Un serial killer da incubo
Non c'è niente di più trans-generazionale della paura. Questo devono aver pensato a Mediaset quando hanno deciso di puntare su 6 passi nel giallo, una miniserie composta in effetti da sei film indipendenti l'uno dall'altro, e affidati agli eredi di quella che ha rappresentato una delle pagine più significative della cinematografia italiana: il thriller anni Settanta. Lamberto Bava (e, in un caso, il figlio Roy) e Edoardo Margheriti, memori, se non altro sulla carta, della lezione dei rispettivi padri, sono i registi chiamati a rivitalizzare il microcosmo della televisione italiana, mettendo in scena un diversivo dalle ambizioni internazionali rispetto all'usuale offerta generalista.
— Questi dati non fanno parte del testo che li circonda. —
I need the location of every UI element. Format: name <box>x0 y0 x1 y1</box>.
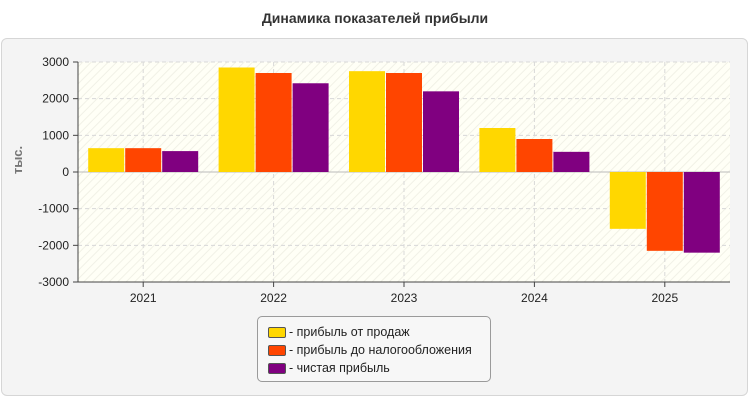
legend-label: прибыль до налогообложения <box>296 343 472 357</box>
bar <box>292 83 329 172</box>
bar <box>386 73 422 172</box>
legend-item: - прибыль от продаж <box>268 323 490 341</box>
bar <box>255 73 292 172</box>
x-tick-label: 2025 <box>651 291 678 305</box>
bar <box>553 151 590 172</box>
y-tick-label: -2000 <box>38 238 69 252</box>
y-tick-label: -1000 <box>38 202 69 216</box>
bar <box>646 172 683 251</box>
y-tick-label: 2000 <box>42 92 69 106</box>
legend-item: - прибыль до налогообложения <box>268 341 490 359</box>
y-tick-label: 1000 <box>42 128 69 142</box>
legend-prefix: - <box>289 325 297 339</box>
legend-item: - чистая прибыль <box>268 359 490 377</box>
bar <box>88 148 125 172</box>
legend-swatch <box>268 362 286 374</box>
x-tick-label: 2024 <box>521 291 548 305</box>
axes: 3000 2000 1000 0 -1000 -2000 -3000 2021 2022 2023… <box>38 55 730 305</box>
legend: - прибыль от продаж - прибыль до налогоо… <box>257 316 491 382</box>
bar <box>218 67 255 172</box>
bar <box>162 151 199 172</box>
bar <box>609 172 646 229</box>
chart-title: Динамика показателей прибыли <box>261 10 489 26</box>
bar <box>125 148 162 172</box>
legend-prefix: - <box>289 343 297 357</box>
bar <box>683 172 720 253</box>
y-tick-label: 3000 <box>42 55 69 69</box>
x-tick-label: 2021 <box>130 291 157 305</box>
x-tick-label: 2022 <box>260 291 287 305</box>
bars <box>88 67 720 253</box>
bar <box>349 71 385 172</box>
y-tick-label: -3000 <box>38 275 69 289</box>
legend-label: прибыль от продаж <box>296 325 410 339</box>
x-tick-label: 2023 <box>391 291 418 305</box>
legend-label: чистая прибыль <box>296 361 390 375</box>
bar <box>479 128 516 172</box>
y-axis-label: тыс. <box>10 146 25 174</box>
legend-swatch <box>268 344 286 356</box>
y-tick-label: 0 <box>62 165 69 179</box>
bar <box>516 139 553 172</box>
bar <box>423 91 459 172</box>
legend-prefix: - <box>289 361 297 375</box>
legend-swatch <box>268 326 286 338</box>
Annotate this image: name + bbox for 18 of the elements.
Nell'episodio che dà il via alla serie, Sei passi nel giallo - Presagi, Bava ci trasporta nella quotidianità di Annalisa, giovane madre vedova depositaria di una capacità inquietante: quella di fare sogni premonitori. Allarmata da una di queste visioni notturne, la donna si rivolge alla polizia per sventare il rapimento, e forse persino l'omicidio, di una ragazzina: e, se deve fare i conti con la diffidenza di un commissario pragmatico, troverà invece un alleato in Harry Chase, ex profiler dell'FBI trasferitosi a Malta per lasciarsi alle spalle un passato con cui è difficile venire a patti. I due, fiduciosi nelle potenzialità del dono di Annalisa, non faticano a collegare i suoi presagi con un effettivo rapimento, e il prosieguo dell'indagine non farà che aggiungere particolari sempre meno rassicuranti al quadro generale. Il ricercato in questione è infatti un serial killer di ragazzine, e sembra che anche Margherita, la figlia di Annalisa, rischi di rientrare tra le potenziali vittime: di fronte a una minaccia così incombente, anche l'attrazione che sta avvicinando Harry e Annalisa è destinata a passare in secondo piano.
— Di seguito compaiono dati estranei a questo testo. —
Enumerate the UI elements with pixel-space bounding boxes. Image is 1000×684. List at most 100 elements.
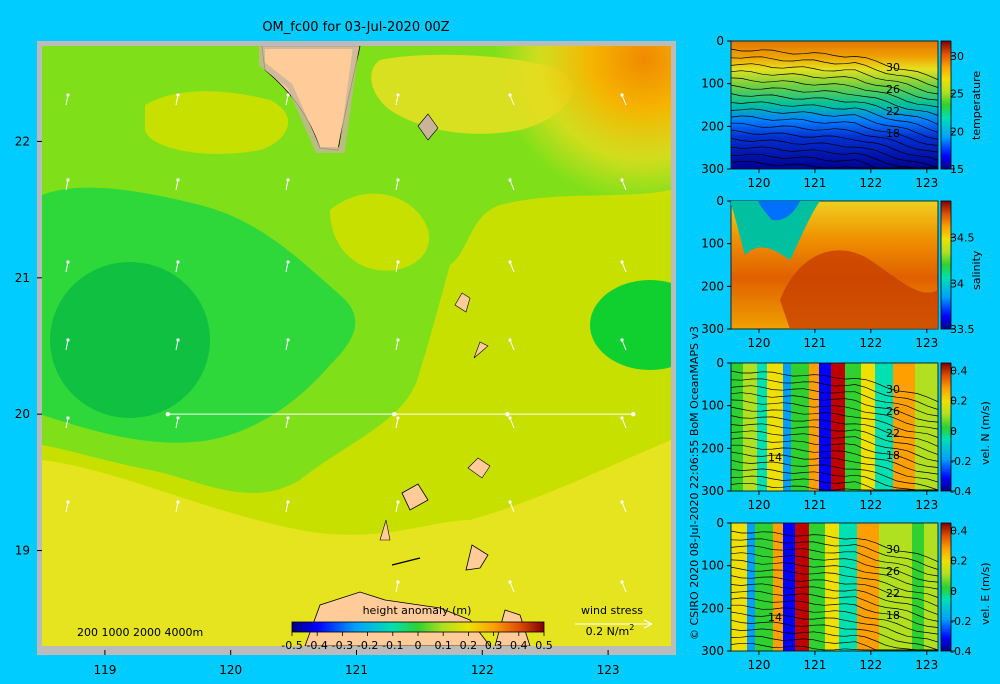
isotherm-line <box>730 566 939 598</box>
isotherm-line <box>730 392 939 423</box>
wind-stress-scale: 0.2 N/m2 <box>586 623 635 638</box>
section-x-tick-label: 120 <box>748 498 771 512</box>
isotherm-line <box>730 619 939 651</box>
wind-arrows <box>65 93 627 593</box>
colorbar-height-tick-label: -0.1 <box>382 639 403 652</box>
section-y-tick-label: 0 <box>716 516 724 530</box>
section-y-tick-label: 100 <box>701 237 724 251</box>
velocity-east-label: vel. E (m/s) <box>979 562 992 625</box>
transect-marker <box>631 411 636 417</box>
isotherm-line <box>730 538 939 570</box>
salinity-salty-core <box>780 250 938 329</box>
colorbar-height-tick-label: -0.2 <box>357 639 378 652</box>
isotherm-line <box>730 575 939 607</box>
map-orange-ne <box>400 46 671 306</box>
section-colorbar-tick-label: 30 <box>950 50 964 63</box>
map-x-tick-label: 121 <box>345 663 368 677</box>
colorbar-label-height: height anomaly (m) <box>363 604 472 617</box>
panel-velocity-east: 30 26 22 18 14 120 121 122 123 0 100 200 300 0.4 0.2 0… <box>701 516 992 672</box>
colorbar-height-ticks: -0.5 -0.4 -0.3 -0.2 -0.1 0 0.1 0.2 0.3 0.4 0.5 <box>281 632 553 652</box>
isotherm-line <box>730 115 939 146</box>
wind-arrow <box>508 500 515 513</box>
island-7 <box>379 519 391 541</box>
section-x-tick-label: 123 <box>915 176 938 190</box>
wind-arrow <box>620 580 627 593</box>
wind-arrow <box>285 260 290 273</box>
isotherm-line <box>730 370 939 403</box>
map-yellow-south <box>42 440 671 646</box>
isotherm-line <box>730 63 939 95</box>
contour-label: 30 <box>886 543 900 556</box>
section-colorbar-tick-label: 0 <box>950 585 957 598</box>
velocity-east-stripe <box>747 523 755 651</box>
section-x-tick-label: 122 <box>859 336 882 350</box>
isotherm-line <box>730 530 939 563</box>
map-yellow-nw-patch <box>145 91 289 154</box>
section-colorbar-tick-label: 33.5 <box>950 323 975 336</box>
island-8 <box>391 557 421 566</box>
land-luzon <box>304 591 491 646</box>
section-colorbar-tick-label: 0.4 <box>950 365 968 378</box>
contour-label: 14 <box>768 611 782 624</box>
velocity-east-stripe <box>857 523 879 651</box>
colorbar-height-tick-label: -0.4 <box>306 639 327 652</box>
velocity-east-colorbar <box>940 522 952 652</box>
isotherm-line <box>730 437 939 468</box>
section-colorbar-tick-label: -0.4 <box>950 645 971 658</box>
panel-salinity: 120 121 122 123 0 100 200 300 34.5 34 33.5 salinit… <box>701 194 983 350</box>
isotherm-line <box>730 70 939 101</box>
map-y-tick-label: 19 <box>15 544 30 558</box>
temperature-label: temperature <box>970 71 983 140</box>
velocity-north-stripe <box>757 363 767 491</box>
transect-marker <box>165 411 170 417</box>
section-y-tick-label: 200 <box>701 441 724 455</box>
contour-label: 26 <box>886 565 900 578</box>
map-y-tick-label: 22 <box>15 134 30 148</box>
isotherm-line <box>730 415 939 447</box>
transect-marker <box>505 411 510 417</box>
isotherm-line <box>731 122 939 153</box>
wind-arrow <box>175 260 180 273</box>
wind-arrow <box>395 93 400 106</box>
panel-temperature-field <box>730 40 939 170</box>
isotherm-line <box>730 430 939 462</box>
section-x-tick-label: 121 <box>803 176 826 190</box>
section-y-tick-label: 300 <box>701 322 724 336</box>
wind-arrow <box>285 338 290 351</box>
wind-arrow <box>285 500 290 513</box>
temperature-contours: 30 26 22 18 <box>730 48 939 169</box>
section-x-tick-label: 122 <box>859 658 882 672</box>
isotherm-line <box>730 423 939 455</box>
velocity-north-contours: 30 26 22 18 14 <box>730 370 939 491</box>
temperature-axes: 120 121 122 123 0 100 200 300 30 25 20 15 <box>701 34 964 190</box>
salinity-label: salinity <box>970 250 983 290</box>
transect-marker <box>392 411 397 417</box>
wind-arrow <box>65 338 70 351</box>
velocity-east-stripe <box>731 523 747 651</box>
wind-arrow <box>620 500 627 513</box>
isotherm-line <box>730 583 939 615</box>
isotherm-line <box>730 160 938 169</box>
wind-arrow <box>508 416 515 429</box>
map-x-tick-label: 122 <box>471 663 494 677</box>
map-x-tick-label: 123 <box>597 663 620 677</box>
colorbar-height-tick-label: 0.5 <box>535 639 553 652</box>
salinity-fresh-core <box>758 201 800 221</box>
salinity-fresh-tongue <box>731 201 820 260</box>
velocity-north-stripe <box>861 363 875 491</box>
isotherm-line <box>730 482 938 491</box>
wind-arrow <box>395 416 400 429</box>
isotherm-line <box>730 406 939 438</box>
transect-line <box>165 411 636 417</box>
credit-text: © CSIRO 2020 08-Jul-2020 22:06:55 BoM Oc… <box>688 326 701 640</box>
wind-arrow <box>395 580 400 593</box>
wind-arrow <box>65 416 70 429</box>
wind-stress-label: wind stress <box>581 604 643 617</box>
isotherm-line <box>730 468 938 491</box>
section-y-tick-label: 200 <box>701 119 724 133</box>
velocity-east-contours: 30 26 22 18 14 <box>730 530 939 651</box>
section-colorbar-tick-label: -0.2 <box>950 615 971 628</box>
section-x-tick-label: 121 <box>803 336 826 350</box>
map-x-axis: 119 120 121 122 123 <box>93 650 620 677</box>
wind-arrow <box>508 580 515 593</box>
Nonostante le alte ambizioni, il paragone con le blasonate fonti di ispirazione cui gli episodi di 6 passi nel giallo si rifanno non restituisce un'immagine troppo lusinghiera del lavoro di Lamberto Bava. La regia, pur non commettendo vistose leggerezze, e anzi mantenendosi sempre piacevolmente asciutta, fallisce nel trasmettere quel senso di inquietudine che è la condizione necessaria per cui il meccanismo narrativo del giallo possa funzionare. La sceneggiatura non offre grossi colpi di scena e spunti di originalità, ma soprattutto risolve con troppa leggerezza quello che avrebbe potuto essere uno degli snodi fondamentali della vicenda: la gestione dell'elemento soprannaturale. Aldilà di un ovvio tentennamento iniziale, la capacità di Annalisa viene presto accettata come un dato di fatto, senza metterne in discussione i limiti o indagarne la natura. Sebbene sia evidente come l'attenzione degli sceneggiatori sia volta a mettere in risalto la componente investigativa della storia, un maggiore approfondimento di quello che costituisce, in ultima analisi, il suo effettivo motore avrebbe aggiunto spessore a trama e personaggi. Nemmeno la pur graziosa Andrea Osvart è in grado di conferire intensità a una protagonista monocorde e poco interessante, mentre Craig Bierko offre un'interpretazione decisamente più convincente e credibile del suo Harry, già tratteggiato in maniera meno piatta in fase di sceneggiatura.L'esordio della collana Mediaset non è quindi dei più incoraggianti: non è sufficiente cambiare genere, o guardare al passato glorioso del cinema italiano, per confezionare un prodotto di qualità, perlomeno finché non si porrà la dovuta attenzione allo sviluppo dei personaggi e alla solidità dell'intreccio.